Republican legislative leaders in North Carolina are asking for more power to change election laws without court oversight, saying they think judges have become too aggressive in striking down their actions as unconstitutional.

The GOP here has lost multiple high-stakes lawsuits in recent years as new election laws they passed were ruled unconstitutional for racial discrimination and other causes.

Critics of the legislature’s argument say it would introduce chaos into elections. They contend that voters’ rights could be violated more freely and it could lead to two different sets of rules for elections in a given state — one for local races and one for national races — with people potentially only allowed to vote in some of the races on the ballot but not others.

Others, like Luttig, also say the controversial legal theory North Carolina Republicans base their argument on is the same one that former President Donald Trump tried using in court to overturn the results of the 2020 election and stay in power despite losing.

If the Supreme Court gives it the green light now, he has said, a similar plan could work in 2024 or beyond even though it failed in 2020. It would work by giving more authority to the types of fake electors that the Trump campaign tried and failed to use in 2020 to flip half a dozen key swing states from blue to red after the election.

Luttig — who has said he advised former Vice President Mike Pence that Pence couldn’t go along with the fake elector plan that culminated on Jan. 6, 2021 — isn’t the only conservative to oppose the argument North Carolina legislators are making.

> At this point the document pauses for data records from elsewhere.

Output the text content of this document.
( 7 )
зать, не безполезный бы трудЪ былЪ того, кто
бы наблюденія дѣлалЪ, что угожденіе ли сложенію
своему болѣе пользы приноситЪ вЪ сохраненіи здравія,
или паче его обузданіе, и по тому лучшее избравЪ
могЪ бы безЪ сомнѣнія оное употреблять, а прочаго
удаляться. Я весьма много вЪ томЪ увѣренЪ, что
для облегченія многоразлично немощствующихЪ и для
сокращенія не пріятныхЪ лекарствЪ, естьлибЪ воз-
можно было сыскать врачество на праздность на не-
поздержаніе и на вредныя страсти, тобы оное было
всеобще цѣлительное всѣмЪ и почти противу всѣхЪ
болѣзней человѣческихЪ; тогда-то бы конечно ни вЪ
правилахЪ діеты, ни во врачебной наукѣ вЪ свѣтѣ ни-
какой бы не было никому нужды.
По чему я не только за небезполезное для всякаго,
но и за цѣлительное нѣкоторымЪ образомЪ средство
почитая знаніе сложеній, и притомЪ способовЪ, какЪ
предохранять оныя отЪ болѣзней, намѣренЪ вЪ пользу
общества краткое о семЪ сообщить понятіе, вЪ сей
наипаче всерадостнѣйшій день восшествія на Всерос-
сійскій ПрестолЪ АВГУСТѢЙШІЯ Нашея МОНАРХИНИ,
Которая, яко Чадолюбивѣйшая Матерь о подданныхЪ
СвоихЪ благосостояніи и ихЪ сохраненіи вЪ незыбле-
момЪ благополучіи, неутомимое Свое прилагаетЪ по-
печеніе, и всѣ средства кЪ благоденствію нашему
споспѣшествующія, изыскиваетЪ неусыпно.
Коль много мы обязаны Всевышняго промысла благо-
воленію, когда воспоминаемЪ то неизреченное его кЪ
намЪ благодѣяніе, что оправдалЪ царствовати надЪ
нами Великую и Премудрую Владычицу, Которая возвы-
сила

There’s widespread bipartisan opposition to the legal theory, The N&O has reported.

“Frankly, this theory is nuts,” wrote the former Republican governor of California, Arnold Schwarzenegger.

However, the North Carolina Republican leaders advancing it also aren’t completely without allies. The national Republican Party is formally backing their case, as are some state GOP organizations, plus national Republican groups focused specifically on redistricting.

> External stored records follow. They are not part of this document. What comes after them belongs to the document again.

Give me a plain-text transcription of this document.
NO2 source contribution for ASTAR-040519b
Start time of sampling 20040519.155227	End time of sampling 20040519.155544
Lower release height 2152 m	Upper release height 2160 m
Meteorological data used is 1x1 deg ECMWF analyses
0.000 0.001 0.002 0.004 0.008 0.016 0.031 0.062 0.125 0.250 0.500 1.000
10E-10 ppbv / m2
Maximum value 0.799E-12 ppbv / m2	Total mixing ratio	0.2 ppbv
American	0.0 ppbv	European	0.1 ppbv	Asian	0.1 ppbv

State lawmakers want the power to engage in aggressive redistricting without the end result being struck down as unconstitutional gerrymandering. That’s what led to this lawsuit in the first place.

“The only checks placed upon state legislatures are ones that the legislature (or the people) voluntarily imposes upon itself and those adopted by Congress,” wrote the National Republican Redistricting Trust, in support of the argument.